In ordine cronologico si allegano al presente articolo:
1- Le immagini del sito web del British Museum  di Londra per come si presentava nel GIUGNO 2008 nel quale sono evidenti i due errori “SANTA SOSTIS” e “CAMPANIA”;
2- La seconda immagine, in data 8 AGOSTO-2008 , finalmente, evidenzia la correzione dei due gli errori.
“Suum cuique tribuere”! Per la sua appassionata perseveranza e per il risultato ottenuto, da questo diffuso sito web specialistico, con immenso piacere, pubblico il mio personale e più sentito ringraziamento a Vincenzo De Luca.

 

Ispettore Onorario per i Beni Archeologici della Calabria - Pierino Calonico

1) Height: 6.500 inches Diameter: 3.500 inches Castellani Collection GR 1884.6-14.1 (Bronze 252) Room 73: Greeks in Italy Bronze axe-head Western Greek, made in Sybaris in Calabria, about 520 BC From Santa Sostis, Campania, Italy (ERRATO!) An axe dedicated by a butcher This elaborate bronxe axe-head, decorated with palmettes and volutes, was clearly not intended for everyday use.
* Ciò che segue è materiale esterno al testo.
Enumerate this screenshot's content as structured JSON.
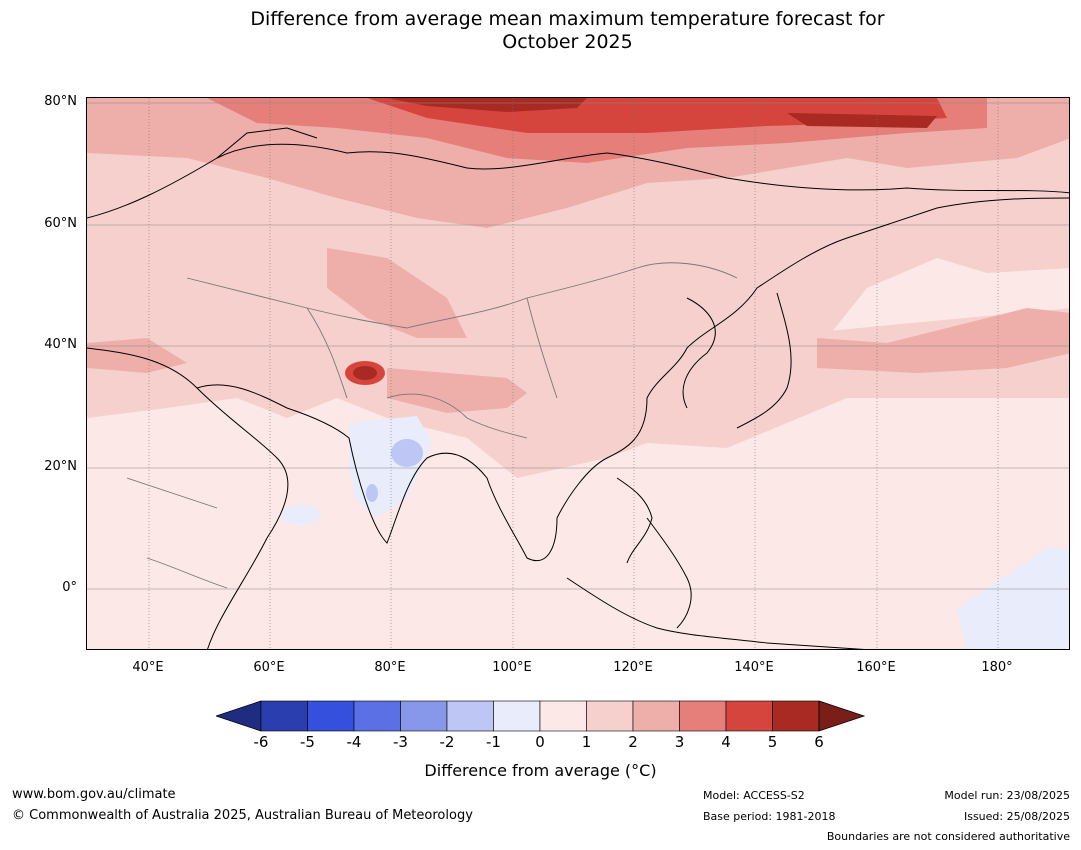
{
  "title": {
    "line1": "Difference from average mean maximum temperature forecast for",
    "line2": "October 2025"
  },
  "map": {
    "lat_labels": [
      "80°N",
      "60°N",
      "40°N",
      "20°N",
      "0°"
    ],
    "lon_labels": [
      "40°E",
      "60°E",
      "80°E",
      "100°E",
      "120°E",
      "140°E",
      "160°E",
      "180°"
    ],
    "extent": {
      "lon_min": 30,
      "lon_max": 192,
      "lat_min": -10,
      "lat_max": 80
    }
  },
  "colorbar": {
    "ticks": [
      "-6",
      "-5",
      "-4",
      "-3",
      "-2",
      "-1",
      "0",
      "1",
      "2",
      "3",
      "4",
      "5",
      "6"
    ],
    "colors": [
      "#1f2d80",
      "#2b3eb0",
      "#3550dd",
      "#5b70e4",
      "#8797ea",
      "#bdc6f5",
      "#e8ecfb",
      "#fce9e7",
      "#f5d0cd",
      "#eeaeaa",
      "#e67f7a",
      "#d6453d",
      "#a82a22",
      "#7a1e18"
    ],
    "label": "Difference from average (°C)"
  },
  "footer": {
    "website": "www.bom.gov.au/climate",
    "copyright": "© Commonwealth of Australia 2025, Australian Bureau of Meteorology",
    "model": "Model: ACCESS-S2",
    "base_period": "Base period: 1981-2018",
    "model_run": "Model run: 23/08/2025",
    "issued": "Issued: 25/08/2025",
    "disclaimer": "Boundaries are not considered authoritative"
  }
}
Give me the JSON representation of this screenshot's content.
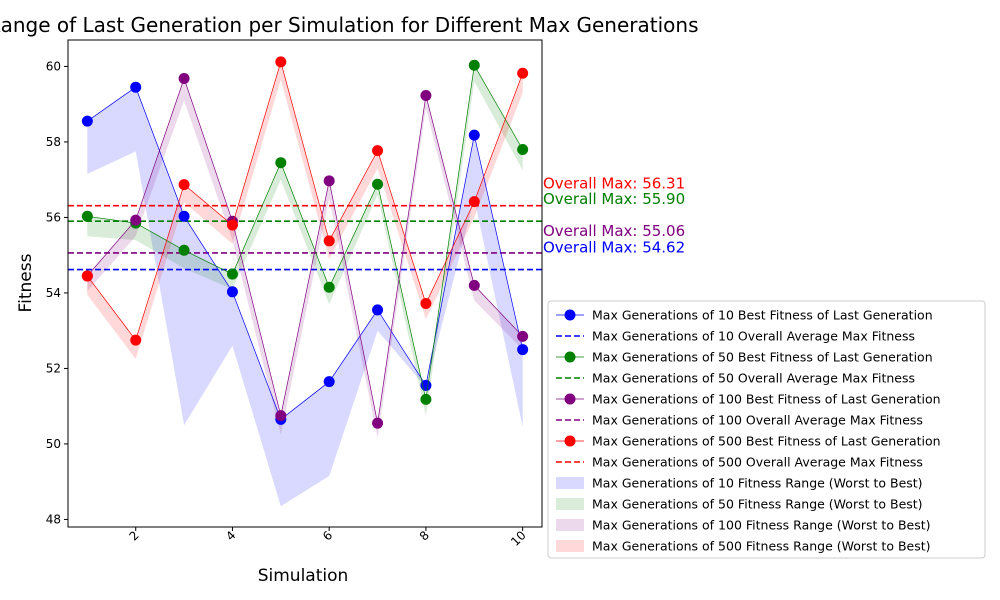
{
  "chart_data": {
    "type": "line",
    "title": "Fitness Range of Last Generation per Simulation for Different Max Generations",
    "xlabel": "Simulation",
    "ylabel": "Fitness",
    "xlim": [
      0.6,
      10.4
    ],
    "ylim": [
      47.8,
      60.7
    ],
    "xticks": [
      2,
      4,
      6,
      8,
      10
    ],
    "yticks": [
      48,
      50,
      52,
      54,
      56,
      58,
      60
    ],
    "x": [
      1,
      2,
      3,
      4,
      5,
      6,
      7,
      8,
      9,
      10
    ],
    "grid": false,
    "legend_position": "lower-right outside",
    "series": [
      {
        "color": "#0000ff",
        "best_label": "Max Generations of 10 Best Fitness of Last Generation",
        "avg_label": "Max Generations of 10 Overall Average Max Fitness",
        "range_label": "Max Generations of 10 Fitness Range (Worst to Best)",
        "annotation": "Overall Max: 54.62",
        "overall_avg_max": 54.62,
        "best": [
          58.55,
          59.45,
          56.03,
          54.03,
          50.65,
          51.65,
          53.55,
          51.55,
          58.18,
          52.5
        ],
        "worst": [
          57.15,
          57.75,
          50.5,
          52.6,
          48.35,
          49.15,
          53.0,
          51.5,
          56.5,
          50.45
        ]
      },
      {
        "color": "#008000",
        "best_label": "Max Generations of 50 Best Fitness of Last Generation",
        "avg_label": "Max Generations of 50 Overall Average Max Fitness",
        "range_label": "Max Generations of 50 Fitness Range (Worst to Best)",
        "annotation": "Overall Max: 55.90",
        "overall_avg_max": 55.9,
        "best": [
          56.03,
          55.85,
          55.13,
          54.5,
          57.45,
          54.15,
          56.88,
          51.18,
          60.03,
          57.8
        ],
        "worst": [
          55.5,
          55.4,
          54.65,
          54.1,
          57.0,
          53.7,
          56.6,
          50.75,
          59.6,
          57.25
        ]
      },
      {
        "color": "#800080",
        "best_label": "Max Generations of 100 Best Fitness of Last Generation",
        "avg_label": "Max Generations of 100 Overall Average Max Fitness",
        "range_label": "Max Generations of 100 Fitness Range (Worst to Best)",
        "annotation": "Overall Max: 55.06",
        "overall_avg_max": 55.06,
        "best": [
          54.45,
          55.93,
          59.68,
          55.9,
          50.75,
          56.97,
          50.55,
          59.23,
          54.2,
          52.85
        ],
        "worst": [
          54.05,
          55.5,
          59.1,
          55.4,
          50.25,
          56.5,
          50.15,
          58.9,
          53.8,
          52.5
        ]
      },
      {
        "color": "#ff0000",
        "best_label": "Max Generations of 500 Best Fitness of Last Generation",
        "avg_label": "Max Generations of 500 Overall Average Max Fitness",
        "range_label": "Max Generations of 500 Fitness Range (Worst to Best)",
        "annotation": "Overall Max: 56.31",
        "overall_avg_max": 56.31,
        "best": [
          54.45,
          52.75,
          56.87,
          55.8,
          60.12,
          55.38,
          57.77,
          53.72,
          56.42,
          59.82
        ],
        "worst": [
          53.95,
          52.25,
          56.4,
          55.3,
          59.65,
          54.9,
          57.3,
          53.3,
          56.0,
          59.3
        ]
      }
    ]
  }
}
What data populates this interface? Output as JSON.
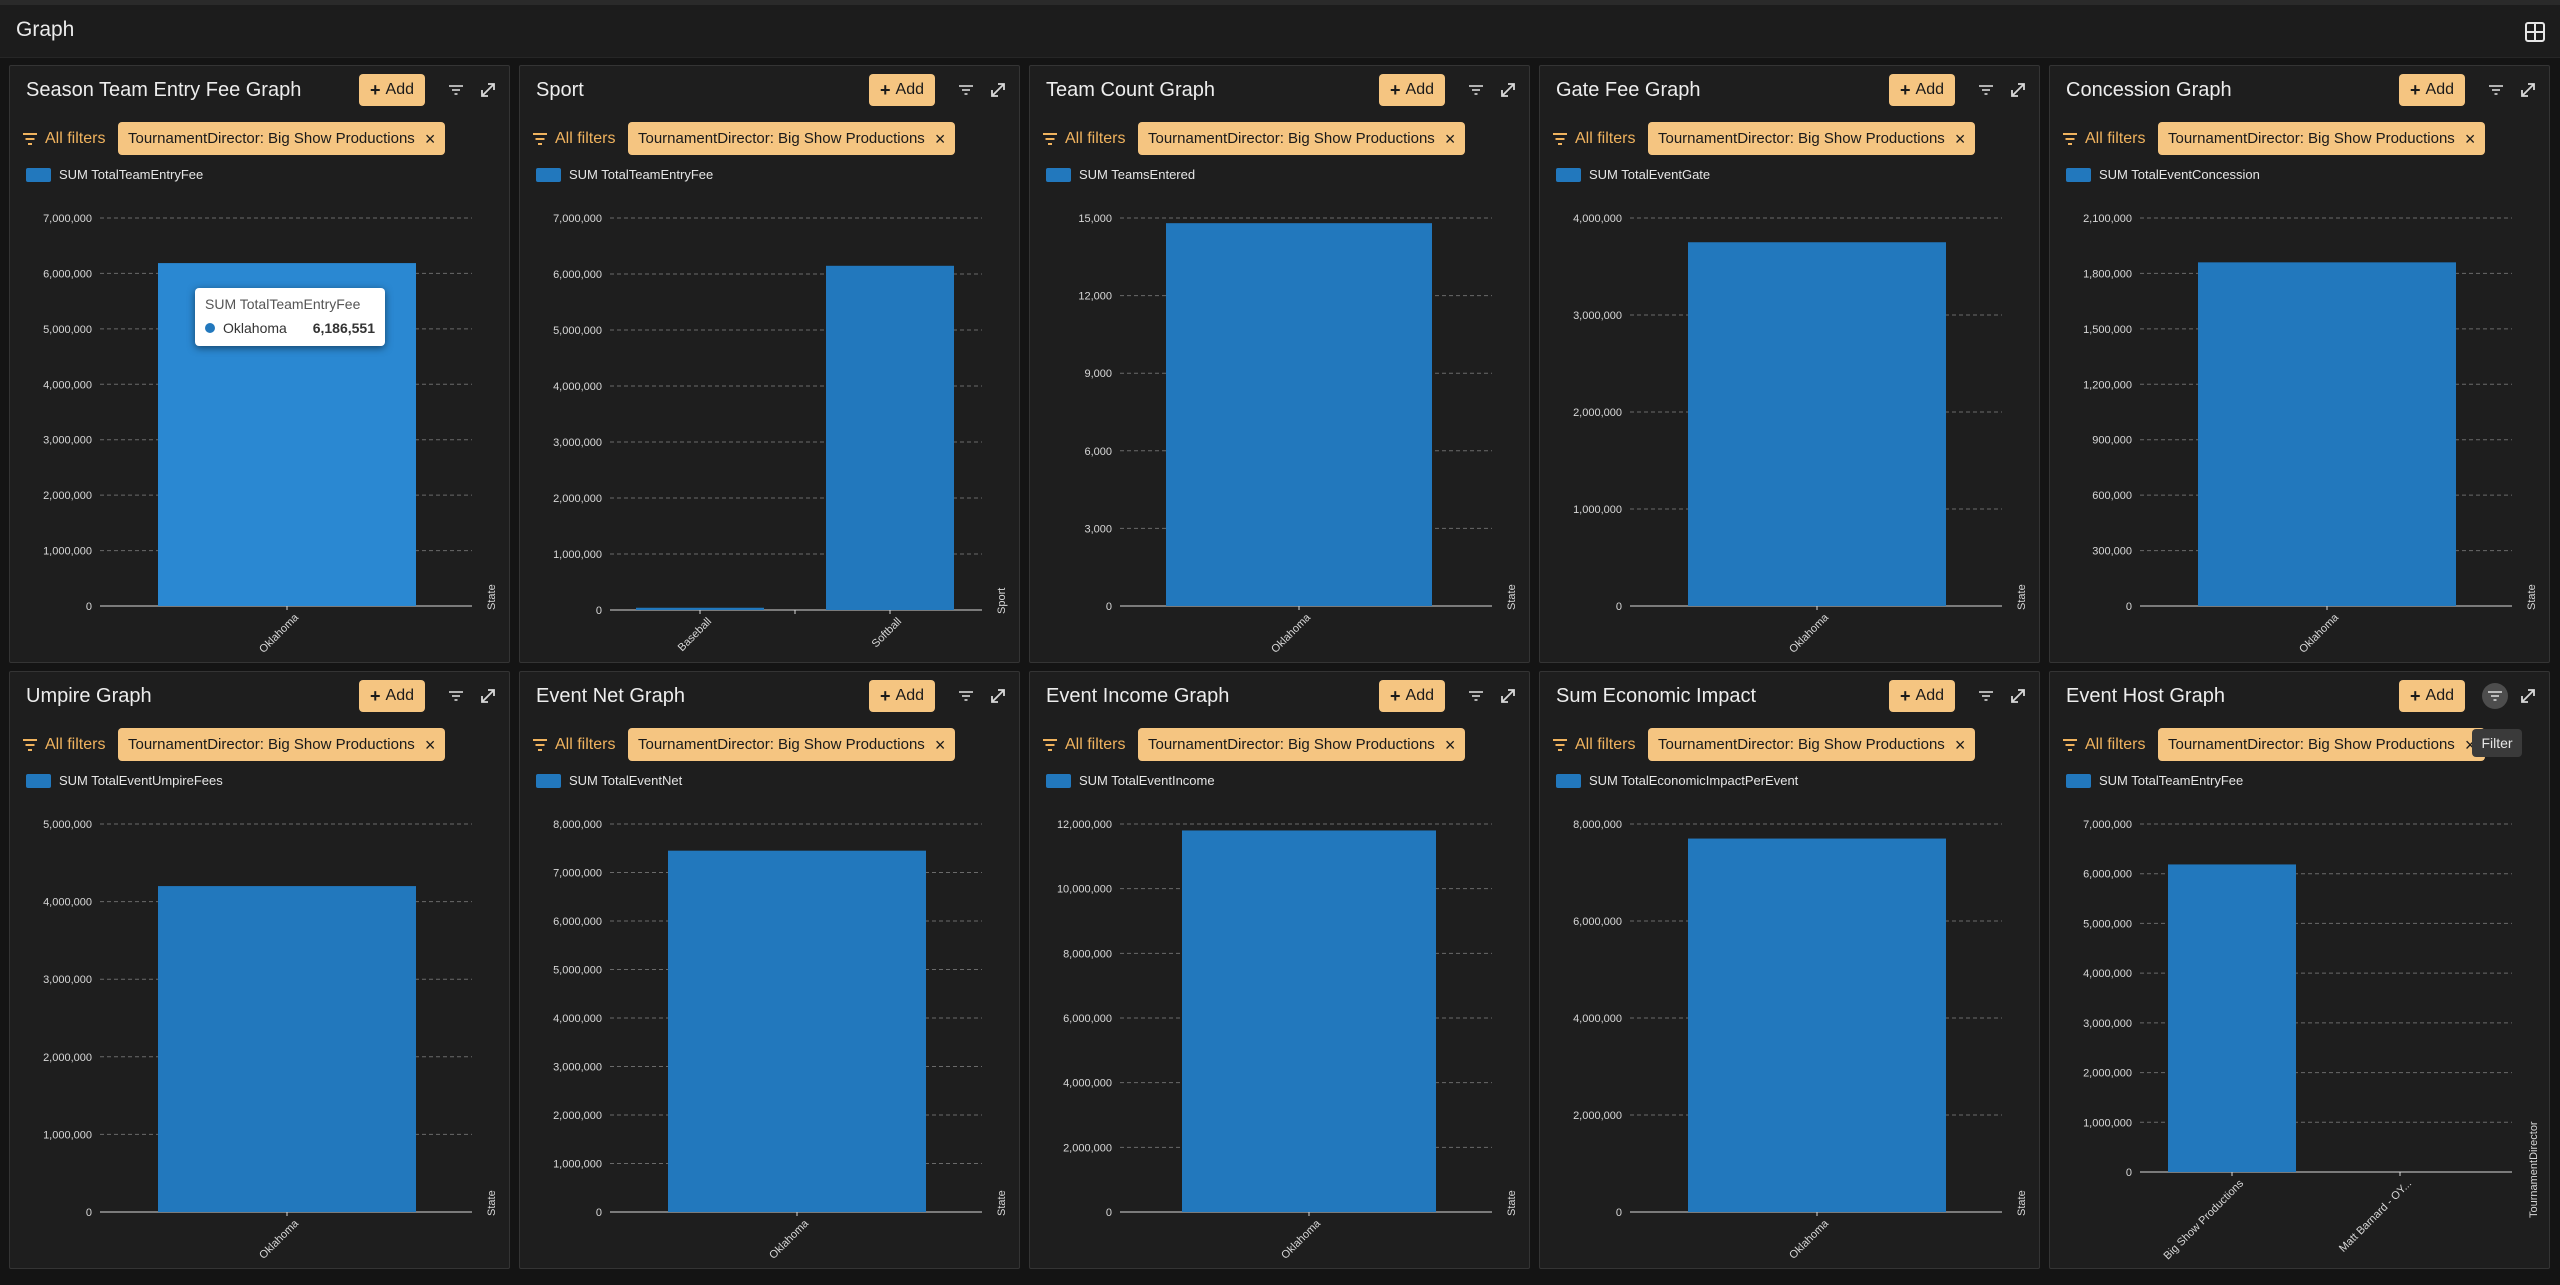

Axes sometimes had ceremonial uses, and could be carried like sceptres, their symbolism deriving from their use in killing animals for sacrifice. The Greek inscription on the side of this axe makes its special nature clear. It translates: 'I am the sacred property of Hera-in-the-plain: Kyniskos the butcher dedicated me, a tithe from his works'. We do not know the location of the sanctuary of Hera-in-the-plain. However, the inscription does evoke this individual from the ancient world: we know his name, his occupation, and something of his mentality. He obviously felt that he should thank the gods for his prosperity, and perhaps also that his wealth might continue if he shared it with them. 2) Height: 6.500 inches Diameter: 3.500 inches Castellani Collection GR 1884.6-14.1 (Bronze 252) Room 73: Greeks in Italy Bronze axe-head Western Greek, made in Sybaris in Calabria, about 520 BC From San Sosti, Calabria, Italy (OK!CORRETTO)

An axe dedicated by a butcher  This elaborate bronxe axe-head, decorated with palmettes and volutes, was clearly not intended for everyday use. Axes sometimes had ceremonial uses, and could be carried like sceptres, their symbolism deriving from their use in killing animals for sacrifice. The Greek inscription on the side of this axe makes its special nature clear. It translates: 'I am the sacred property of Hera-in-the-plain: Kyniskos the butcher dedicated me, a tithe from his works'.We do not know the location of the sanctuary of Hera-in-the-plain. However, the inscription does evoke this individual from the ancient world: we know his name, his occupation, and something of his mentality. He obviously felt that he should thank the gods for his prosperity, and perhaps also that his wealth might continue if he shared it with them.